La cronaca razzista diventa cinema alla fermata di Fruitvale Station
Il cinema indipendente americano da tempo immemore scava nella cronaca per raccontare sullo schermo le storie più tragiche. Lo dimostrano film come Precious e Short Term 12, materiale ideale per un debutto al Sundance Film Festival o al meno noto ma ugualmente importante South by South-West.
Agli statunitensi è evidente piaccia veder sul grande schermo storie commoventi ispirate alla nuda e cruda verità quotidiana, e appartiene a questa progenie la storia di Oscar Grant, 22 anni, ucciso dalla polizia il primo dell’anno nel 2009 a Oakland, nella Fruitvale Station, da cui il titolo del film desordio di Ryan Coogler.

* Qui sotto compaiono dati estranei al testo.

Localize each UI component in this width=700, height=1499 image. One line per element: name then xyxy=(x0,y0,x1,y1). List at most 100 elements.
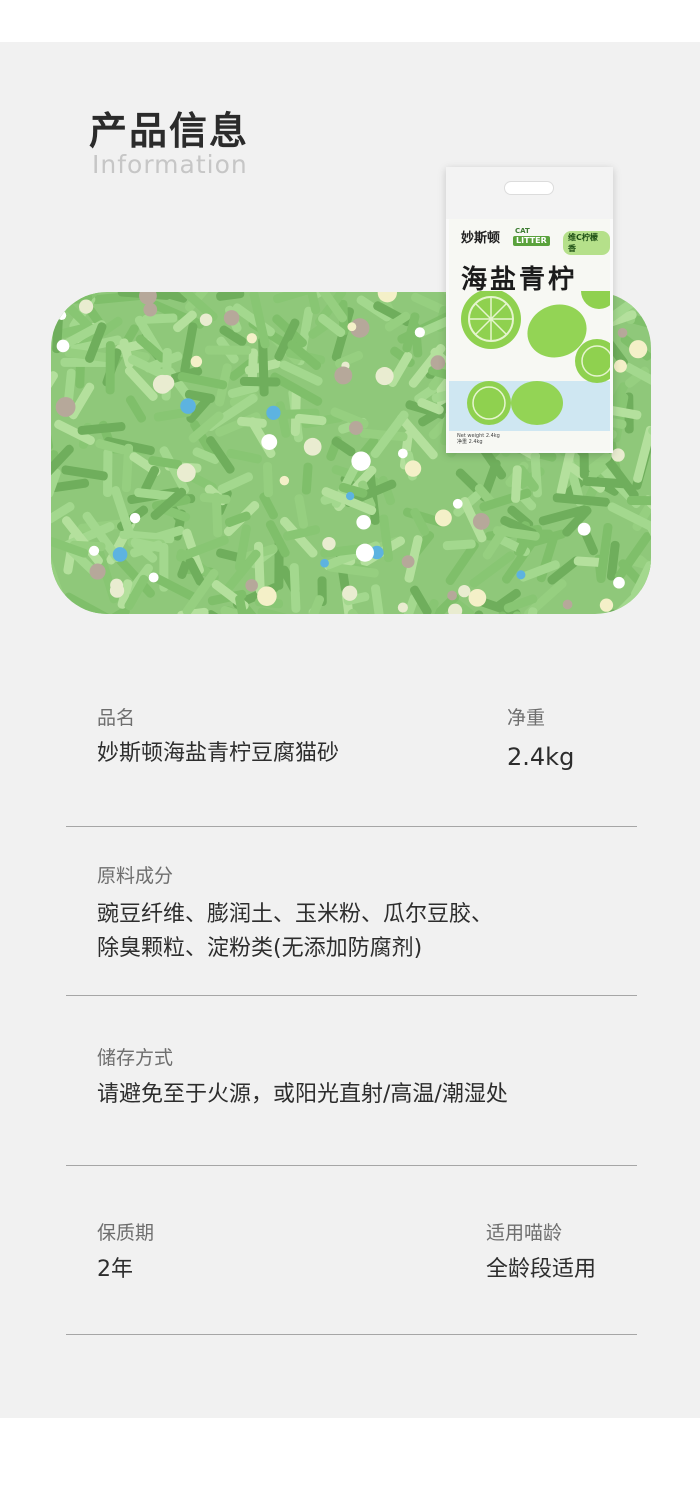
shelf-life-value: 2年 xyxy=(97,1257,133,1282)
litter-granule xyxy=(577,522,591,536)
litter-pellet xyxy=(301,462,313,495)
litter-pellet xyxy=(239,376,281,387)
litter-granule xyxy=(199,313,213,326)
ingredients-line-1: 豌豆纤维、膨润土、玉米粉、瓜尔豆胶、 xyxy=(97,902,494,927)
storage-value: 请避免至于火源，或阳光直射/高温/潮湿处 xyxy=(97,1082,508,1107)
litter-pellet xyxy=(294,494,309,529)
litter-pellet xyxy=(275,401,291,438)
litter-granule xyxy=(348,420,363,435)
litter-granule xyxy=(397,602,408,613)
litter-pellet xyxy=(226,448,262,464)
litter-granule xyxy=(320,558,329,568)
litter-pellet xyxy=(105,341,115,395)
litter-granule xyxy=(414,327,425,338)
litter-granule xyxy=(452,498,463,509)
litter-granule xyxy=(434,509,452,527)
litter-granule xyxy=(334,366,353,385)
litter-pellet xyxy=(607,502,651,535)
storage-label: 储存方式 xyxy=(97,1047,174,1069)
litter-granule xyxy=(266,405,281,420)
bag-scent-badge: 维C柠檬香 xyxy=(563,231,610,255)
litter-granule xyxy=(261,434,278,451)
litter-granule xyxy=(345,491,355,501)
page-title: 产品信息 xyxy=(89,109,250,153)
litter-granule xyxy=(158,375,175,391)
litter-granule xyxy=(129,512,141,524)
litter-pellet xyxy=(204,345,252,355)
litter-pellet xyxy=(51,404,54,451)
litter-granule xyxy=(401,555,415,569)
divider xyxy=(66,1334,637,1335)
litter-granule xyxy=(143,302,158,317)
litter-granule xyxy=(516,570,526,580)
litter-granule xyxy=(112,547,128,562)
litter-granule xyxy=(56,339,70,353)
litter-pellet xyxy=(579,450,589,479)
divider xyxy=(66,1165,637,1166)
litter-granule xyxy=(404,460,422,477)
litter-granule xyxy=(322,536,336,551)
litter-granule xyxy=(397,448,408,459)
litter-granule xyxy=(599,598,614,612)
litter-granule xyxy=(613,576,625,589)
litter-granule xyxy=(447,590,457,601)
litter-pellet xyxy=(633,425,651,483)
litter-granule xyxy=(223,310,240,326)
litter-granule xyxy=(88,545,100,556)
litter-granule xyxy=(347,322,357,332)
ingredients-label: 原料成分 xyxy=(97,865,174,887)
litter-granule xyxy=(89,563,106,580)
cat-age-value: 全龄段适用 xyxy=(486,1257,597,1282)
ingredients-line-2: 除臭颗粒、淀粉类(无添加防腐剂) xyxy=(97,936,423,961)
litter-granule xyxy=(148,572,159,583)
litter-granule xyxy=(351,451,371,471)
litter-granule xyxy=(180,398,196,414)
litter-pellet xyxy=(125,395,147,423)
litter-pellet xyxy=(216,292,245,301)
litter-granule xyxy=(356,514,371,530)
litter-pellet xyxy=(217,472,254,494)
litter-pellet xyxy=(289,563,301,613)
net-weight-value: 2.4kg xyxy=(507,743,575,771)
litter-granule xyxy=(562,599,573,610)
bag-weight: Net weight 2.4kg 净重 2.4kg xyxy=(457,433,500,445)
litter-granule xyxy=(190,355,203,368)
litter-granule xyxy=(303,437,322,456)
litter-granule xyxy=(611,448,625,462)
divider xyxy=(66,826,637,827)
litter-granule xyxy=(245,579,258,592)
litter-granule xyxy=(617,327,628,338)
litter-granule xyxy=(458,584,471,598)
litter-pellet xyxy=(61,465,108,481)
litter-granule xyxy=(246,333,257,344)
litter-pellet xyxy=(257,607,311,614)
product-name-label: 品名 xyxy=(97,707,136,729)
litter-granule xyxy=(110,578,124,592)
page-subtitle: Information xyxy=(92,150,248,179)
litter-granule xyxy=(78,299,94,314)
product-bag-image: 妙斯顿 CAT LITTER 维C柠檬香 海盐青柠 Net weight 2.4… xyxy=(446,167,613,453)
bag-litter-text: LITTER xyxy=(513,236,550,246)
lime-illustration xyxy=(449,291,610,431)
litter-granule xyxy=(342,585,358,601)
bag-cat-text: CAT xyxy=(515,227,530,235)
bag-front: 妙斯顿 CAT LITTER 维C柠檬香 海盐青柠 Net weight 2.4… xyxy=(449,219,610,451)
litter-granule xyxy=(257,586,277,606)
litter-granule xyxy=(355,543,374,562)
bag-brand-logo: 妙斯顿 xyxy=(461,231,501,246)
divider xyxy=(66,995,637,996)
litter-granule xyxy=(176,463,196,483)
litter-pellet xyxy=(262,462,273,498)
cat-age-label: 适用喵龄 xyxy=(486,1222,563,1244)
shelf-life-label: 保质期 xyxy=(97,1222,155,1244)
litter-granule xyxy=(375,367,394,386)
bag-handle xyxy=(504,181,554,195)
net-weight-label: 净重 xyxy=(507,707,546,729)
litter-pellet xyxy=(371,584,384,614)
litter-granule xyxy=(629,340,648,359)
litter-granule xyxy=(279,475,290,486)
litter-granule xyxy=(55,397,76,417)
litter-granule xyxy=(613,359,627,373)
litter-granule xyxy=(468,588,487,607)
litter-granule xyxy=(472,512,490,530)
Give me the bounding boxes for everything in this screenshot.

Oscar Grant, un omicidio di stato
Dalle pagine dei giornali al cinema il passo è breve, Grant rinasce col volto del simpatico e carismatico Michael B. Jordan, fino a quel giorno un attore caratteristica apparso poche volte in ruoli di rilievo (Chronicle, Red Tails), a cui è stato affidato il compito di mettere in scena le ultime ore di vita del giovane padre e marito.
Una vita come tante, ai margini della società, membro di una minoranza vessata, con un passato in galera e un curriculum da spacciatore che gli ha fatto guadagnare solo guai da cui ora cerca di fuggire per essere un padre e un marito migliore. A 22 anni doveva già scappare dal proprio passato, diventare un uomo responsabile.
Orfani di padre
Un tasto debole per gli statunitensi, incapaci di immaginare qualcosa di peggio di un cattivo padre di famiglia anche se giovanissimo come Oscar Grant, motivo per cui Coogler impone allo spettatore, senza indugiare troppo a lungo, di condividere col ragazzo emozioni e sensazioni del suo prossimo roseo (?) futuro.

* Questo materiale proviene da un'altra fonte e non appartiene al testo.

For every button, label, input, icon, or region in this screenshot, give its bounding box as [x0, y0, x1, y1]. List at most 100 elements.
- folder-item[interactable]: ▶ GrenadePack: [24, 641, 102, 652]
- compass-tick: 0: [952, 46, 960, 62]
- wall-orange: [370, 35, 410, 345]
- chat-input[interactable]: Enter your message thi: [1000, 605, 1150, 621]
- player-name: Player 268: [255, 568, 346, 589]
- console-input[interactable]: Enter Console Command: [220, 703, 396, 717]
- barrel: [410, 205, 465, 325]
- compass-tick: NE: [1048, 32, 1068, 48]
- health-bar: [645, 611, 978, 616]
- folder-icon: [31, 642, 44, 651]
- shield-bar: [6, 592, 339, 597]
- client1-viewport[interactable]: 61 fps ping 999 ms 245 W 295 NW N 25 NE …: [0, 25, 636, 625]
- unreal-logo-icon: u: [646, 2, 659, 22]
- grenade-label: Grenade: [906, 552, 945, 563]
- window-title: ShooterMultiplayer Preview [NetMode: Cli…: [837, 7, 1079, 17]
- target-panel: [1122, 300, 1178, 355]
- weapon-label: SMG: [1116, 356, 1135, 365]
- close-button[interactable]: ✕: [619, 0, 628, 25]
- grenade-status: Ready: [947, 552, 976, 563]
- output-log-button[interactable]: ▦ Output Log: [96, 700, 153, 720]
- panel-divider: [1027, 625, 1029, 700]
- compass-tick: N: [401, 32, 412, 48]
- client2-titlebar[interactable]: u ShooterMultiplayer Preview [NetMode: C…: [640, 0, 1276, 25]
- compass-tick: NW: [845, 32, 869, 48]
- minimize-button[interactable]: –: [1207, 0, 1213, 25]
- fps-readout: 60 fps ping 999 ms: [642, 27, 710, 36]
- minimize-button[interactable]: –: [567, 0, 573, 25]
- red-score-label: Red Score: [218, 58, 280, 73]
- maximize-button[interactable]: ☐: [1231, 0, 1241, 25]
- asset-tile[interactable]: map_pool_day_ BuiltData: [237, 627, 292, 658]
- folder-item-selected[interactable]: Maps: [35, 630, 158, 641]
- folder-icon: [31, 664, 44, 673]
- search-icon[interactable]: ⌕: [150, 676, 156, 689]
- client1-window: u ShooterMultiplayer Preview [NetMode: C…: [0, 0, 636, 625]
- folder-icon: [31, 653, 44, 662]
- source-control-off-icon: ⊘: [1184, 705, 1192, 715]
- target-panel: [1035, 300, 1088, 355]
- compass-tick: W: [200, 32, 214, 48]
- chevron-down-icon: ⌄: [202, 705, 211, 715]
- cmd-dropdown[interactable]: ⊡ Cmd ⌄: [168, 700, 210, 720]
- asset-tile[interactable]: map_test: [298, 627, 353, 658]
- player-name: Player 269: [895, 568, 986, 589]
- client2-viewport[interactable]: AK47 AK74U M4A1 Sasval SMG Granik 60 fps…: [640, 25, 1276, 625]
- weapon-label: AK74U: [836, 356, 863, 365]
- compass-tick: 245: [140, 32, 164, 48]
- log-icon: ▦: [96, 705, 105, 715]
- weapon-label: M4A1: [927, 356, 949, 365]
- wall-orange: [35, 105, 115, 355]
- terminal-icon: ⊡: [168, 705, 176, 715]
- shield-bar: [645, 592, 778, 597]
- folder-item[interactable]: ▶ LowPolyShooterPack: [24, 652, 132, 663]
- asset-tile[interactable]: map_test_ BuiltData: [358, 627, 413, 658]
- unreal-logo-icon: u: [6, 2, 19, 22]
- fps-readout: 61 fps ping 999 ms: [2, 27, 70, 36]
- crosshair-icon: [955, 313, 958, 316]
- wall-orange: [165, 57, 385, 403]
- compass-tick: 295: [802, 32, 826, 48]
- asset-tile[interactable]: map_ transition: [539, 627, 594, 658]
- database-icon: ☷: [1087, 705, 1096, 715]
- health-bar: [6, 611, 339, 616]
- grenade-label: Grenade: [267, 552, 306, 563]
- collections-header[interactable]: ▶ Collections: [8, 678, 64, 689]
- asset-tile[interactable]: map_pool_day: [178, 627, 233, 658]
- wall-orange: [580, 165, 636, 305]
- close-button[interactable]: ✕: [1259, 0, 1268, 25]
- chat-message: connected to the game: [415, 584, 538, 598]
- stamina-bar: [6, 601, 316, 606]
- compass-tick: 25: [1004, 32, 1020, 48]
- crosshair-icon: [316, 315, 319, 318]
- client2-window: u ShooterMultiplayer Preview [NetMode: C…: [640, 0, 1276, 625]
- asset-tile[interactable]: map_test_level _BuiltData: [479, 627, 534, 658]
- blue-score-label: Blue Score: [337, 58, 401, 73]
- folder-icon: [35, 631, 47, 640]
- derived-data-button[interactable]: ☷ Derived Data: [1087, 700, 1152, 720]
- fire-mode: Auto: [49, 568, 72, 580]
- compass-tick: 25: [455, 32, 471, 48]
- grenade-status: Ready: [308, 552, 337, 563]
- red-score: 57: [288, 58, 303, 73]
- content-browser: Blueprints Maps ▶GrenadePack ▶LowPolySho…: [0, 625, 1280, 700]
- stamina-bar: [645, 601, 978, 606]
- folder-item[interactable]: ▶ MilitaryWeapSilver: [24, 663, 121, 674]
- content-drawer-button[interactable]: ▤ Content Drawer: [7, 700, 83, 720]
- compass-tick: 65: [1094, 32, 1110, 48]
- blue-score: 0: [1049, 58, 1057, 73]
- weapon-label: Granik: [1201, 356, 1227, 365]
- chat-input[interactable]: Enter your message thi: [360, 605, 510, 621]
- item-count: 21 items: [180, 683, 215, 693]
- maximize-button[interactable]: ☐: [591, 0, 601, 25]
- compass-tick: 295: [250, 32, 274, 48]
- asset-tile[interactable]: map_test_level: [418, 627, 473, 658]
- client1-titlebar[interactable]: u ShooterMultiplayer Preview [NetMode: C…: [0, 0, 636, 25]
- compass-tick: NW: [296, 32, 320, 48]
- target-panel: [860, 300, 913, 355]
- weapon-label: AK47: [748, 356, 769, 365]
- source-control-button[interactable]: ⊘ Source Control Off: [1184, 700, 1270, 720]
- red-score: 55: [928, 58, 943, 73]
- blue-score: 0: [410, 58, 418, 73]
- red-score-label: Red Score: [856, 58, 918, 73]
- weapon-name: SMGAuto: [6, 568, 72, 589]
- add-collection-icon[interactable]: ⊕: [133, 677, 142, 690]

Un’interpretazione impeccabile di Jordan che gli ha guadagnato una serie di posti fissi nell’industry di Hollywood, tra cui la tanto ambita parte della Torcia Umana nel reboot de I fantastici 4. Il materiale è tuttavia risicato e la commozione troppo forzata, così come l’indignazione nel momento in cui si scatena l’inferno nella Fruitvale Station.
Commozione forzata
Un episodio di razzismo, di abuso d’ufficio presentato nei primi minuti del film con le immagini reali dell’accaduto riprese dai cellulari di tutte le persone che hanno assistito all’omicidio del giovane e amabile Oscar, sparato a bruciapelo prima ancora che una qualche accusa di qualunque tipo fosse formulata nei suoi confronti.
Coogler è chirurgico nella selezione delle scene, ogni pagina di sceneggiatura scritta è volta a rendere il finale ancora più drammatico di quanto fosse, ma il suo stile quasi documentaristico non fa che sottolineare le varie forzature.

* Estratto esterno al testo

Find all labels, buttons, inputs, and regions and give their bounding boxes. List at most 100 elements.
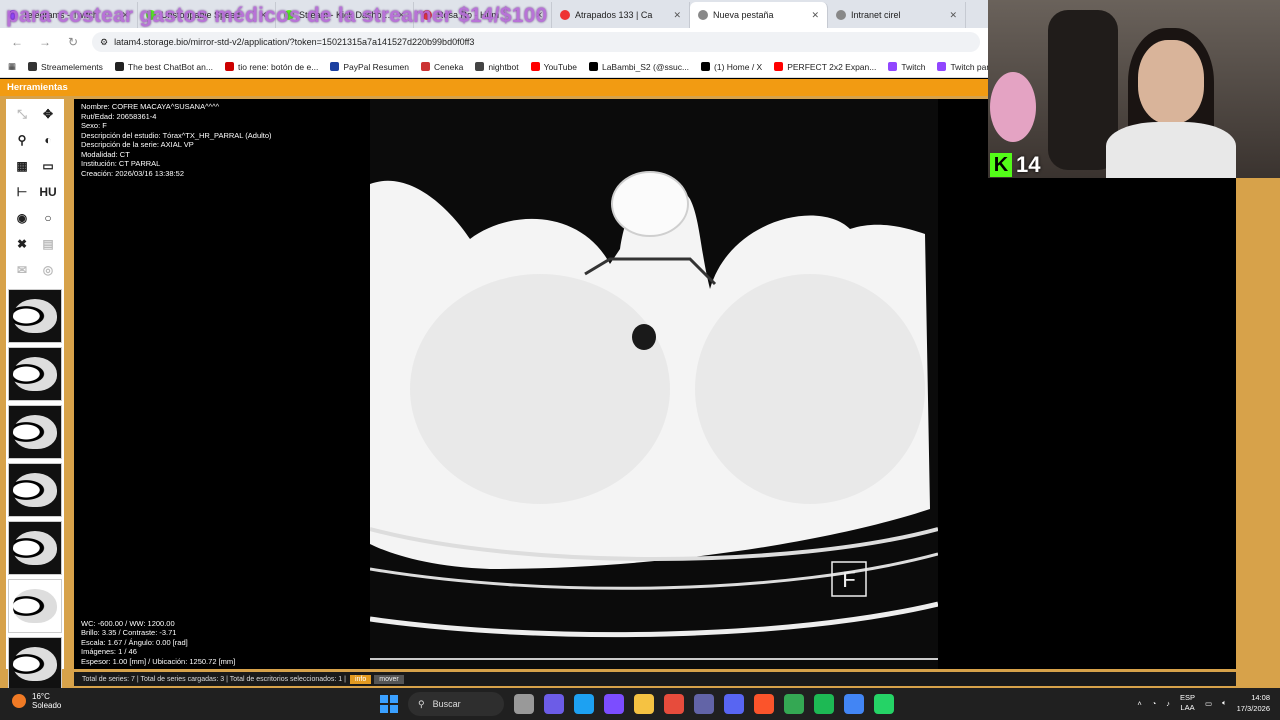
reload-button[interactable]: ↻ — [64, 35, 82, 49]
teams-icon[interactable] — [694, 694, 714, 714]
image-info-line: Espesor: 1.00 [mm] / Ubicación: 1250.72 … — [81, 656, 236, 666]
image-viewport[interactable]: Nombre: COFRE MACAYA^SUSANA^^^^ Rut/Edad:… — [74, 99, 1236, 669]
volume-icon[interactable]: 🔈︎ — [1222, 698, 1227, 708]
bookmark-favicon-icon — [114, 62, 124, 71]
kick-logo-icon: K — [990, 153, 1012, 177]
spotify-icon[interactable] — [814, 694, 834, 714]
whatsapp-icon[interactable] — [874, 694, 894, 714]
bookmark-item[interactable]: Twitch panel — [937, 62, 988, 72]
bookmark-label: Twitch — [901, 61, 926, 72]
bookmark-item[interactable]: Ceneka — [421, 62, 463, 72]
edge-icon[interactable] — [574, 694, 594, 714]
arrow-tool-icon[interactable]: ⤡ — [9, 101, 35, 127]
document-tool-icon[interactable]: ▤ — [35, 231, 61, 257]
chrome-icon[interactable] — [784, 694, 804, 714]
tab-favicon-icon — [698, 10, 708, 20]
streamer-shirt — [1106, 122, 1236, 178]
series-thumbnail[interactable] — [8, 579, 62, 633]
bookmark-item[interactable]: LaBambi_S2 (@ssuc... — [588, 62, 689, 72]
bookmark-item[interactable]: nightbot — [475, 62, 519, 72]
thumbnail-image — [13, 589, 57, 623]
language-indicator[interactable]: ESP LAA — [1180, 693, 1195, 713]
thumbnail-image — [13, 647, 57, 681]
bookmark-favicon-icon — [530, 62, 540, 71]
patient-info-line: Creación: 2026/03/16 13:38:52 — [81, 168, 184, 178]
tools-header: Herramientas — [0, 79, 988, 96]
site-info-icon[interactable]: ⚙ — [100, 37, 108, 48]
apps-grid-icon[interactable]: ▦ — [8, 61, 16, 72]
browser-toolbar: ← → ↻ ⚙ latam4.storage.bio/mirror-std-v2… — [0, 28, 988, 56]
chevron-up-icon[interactable]: ˄ — [1137, 699, 1141, 708]
series-thumbnail[interactable] — [8, 463, 62, 517]
series-thumbnail[interactable] — [8, 637, 62, 691]
grid-tool-icon[interactable]: ▦ — [9, 153, 35, 179]
copilot-icon[interactable] — [604, 694, 624, 714]
bookmark-item[interactable]: Twitch — [888, 62, 925, 72]
mover-button[interactable]: mover — [374, 674, 404, 684]
bookmark-item[interactable]: YouTube — [530, 61, 577, 72]
series-thumbnail[interactable] — [8, 347, 62, 401]
bookmark-favicon-icon — [888, 62, 898, 71]
obs-icon[interactable] — [544, 694, 564, 714]
image-info-overlay: WC: -600.00 / WW: 1200.00 Brillo: 3.35 / … — [81, 619, 235, 667]
orientation-marker: F — [842, 567, 855, 592]
bookmark-item[interactable]: The best ChatBot an... — [114, 62, 213, 72]
tab-close-icon[interactable]: ✕ — [949, 10, 957, 21]
sunglasses-app-icon[interactable] — [514, 694, 534, 714]
ct-axial-slice: F — [370, 99, 938, 669]
folder-icon[interactable] — [634, 694, 654, 714]
tab-favicon-icon — [560, 10, 570, 20]
weather-widget[interactable]: 16°C Soleado — [12, 692, 61, 710]
hu-tool-icon[interactable]: HU — [35, 179, 61, 205]
tab-close-icon[interactable]: ✕ — [673, 10, 681, 21]
bookmark-item[interactable]: (1) Home / X — [701, 62, 762, 72]
bookmark-item[interactable]: tio rene: botón de e... — [224, 62, 318, 72]
ruler-tool-icon[interactable]: ⊢ — [9, 179, 35, 205]
browser-tab[interactable]: Atrapados 133 | Ca ✕ — [552, 2, 690, 28]
bookmark-favicon-icon — [588, 62, 598, 71]
record-tool-icon[interactable]: ◎ — [35, 257, 61, 283]
bookmark-favicon-icon — [330, 62, 340, 71]
ct-scan-image[interactable]: F — [370, 99, 938, 669]
discord-icon[interactable] — [724, 694, 744, 714]
bookmark-item[interactable]: Streamelements — [28, 62, 103, 72]
system-tray: ˄ ◔ ♪ ESP LAA ▭ 🔈︎ 14:08 17/3/2026 — [1137, 692, 1270, 714]
series-thumbnail[interactable] — [8, 521, 62, 575]
display-icon[interactable]: ▭ — [1205, 699, 1212, 708]
forward-button[interactable]: → — [36, 35, 54, 49]
bookmark-label: (1) Home / X — [714, 61, 763, 72]
taskbar-search[interactable]: ⚲ Buscar — [408, 692, 504, 716]
layout-tool-icon[interactable]: ▭ — [35, 153, 61, 179]
info-button[interactable]: info — [349, 674, 372, 684]
move-tool-icon[interactable]: ✥ — [35, 101, 61, 127]
clock-date: 17/3/2026 — [1236, 704, 1270, 713]
clock-time: 14:08 — [1251, 693, 1270, 702]
start-button[interactable] — [380, 695, 398, 713]
clock[interactable]: 14:08 17/3/2026 — [1237, 692, 1270, 714]
chrome-profile-icon[interactable] — [844, 694, 864, 714]
recorder-icon[interactable] — [664, 694, 684, 714]
eye-tool-icon[interactable]: ◉ — [9, 205, 35, 231]
bookmark-item[interactable]: PERFECT 2x2 Expan... — [774, 62, 876, 72]
address-bar[interactable]: ⚙ latam4.storage.bio/mirror-std-v2/appli… — [92, 32, 980, 52]
bookmark-favicon-icon — [224, 62, 234, 71]
tab-close-icon[interactable]: ✕ — [811, 10, 819, 21]
tool-grid: ⤡ ✥ ⚲ ◐ ▦ ▭ ⊢ HU ◉ ○ ✖ ▤ ✉ ◎ — [9, 101, 63, 283]
mic-icon[interactable]: ♪ — [1166, 699, 1170, 708]
browser-tab[interactable]: Intranet cirel ✕ — [828, 2, 966, 28]
mail-tool-icon[interactable]: ✉ — [9, 257, 35, 283]
bookmark-item[interactable]: PayPal Resumen — [330, 62, 409, 72]
bookmark-label: YouTube — [543, 61, 577, 72]
browser-tab[interactable]: Nueva pestaña ✕ — [690, 2, 828, 28]
back-button[interactable]: ← — [8, 35, 26, 49]
close-tool-icon[interactable]: ✖ — [9, 231, 35, 257]
brave-icon[interactable] — [754, 694, 774, 714]
bookmark-label: Streamelements — [41, 61, 103, 72]
kick-counter-value: 14 — [1016, 152, 1041, 177]
zoom-tool-icon[interactable]: ⚲ — [9, 127, 35, 153]
network-icon[interactable]: ◔ — [1152, 699, 1157, 708]
circle-tool-icon[interactable]: ○ — [35, 205, 61, 231]
contrast-tool-icon[interactable]: ◐ — [35, 127, 61, 153]
series-thumbnail[interactable] — [8, 405, 62, 459]
series-thumbnail[interactable] — [8, 289, 62, 343]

Il prodotto finale è una creatura montata ad hoc per far piangere e applaudire uomini e donne nel pubblico, una spinta a mostrarsi solidale contro i poteri forti che schiacciano le vite dei nostri giovani, ancora nel fiore degli anni, senza aver avuto neanche il tempo di poter sfruttare una seconda possibilità per riscattare la propria vita.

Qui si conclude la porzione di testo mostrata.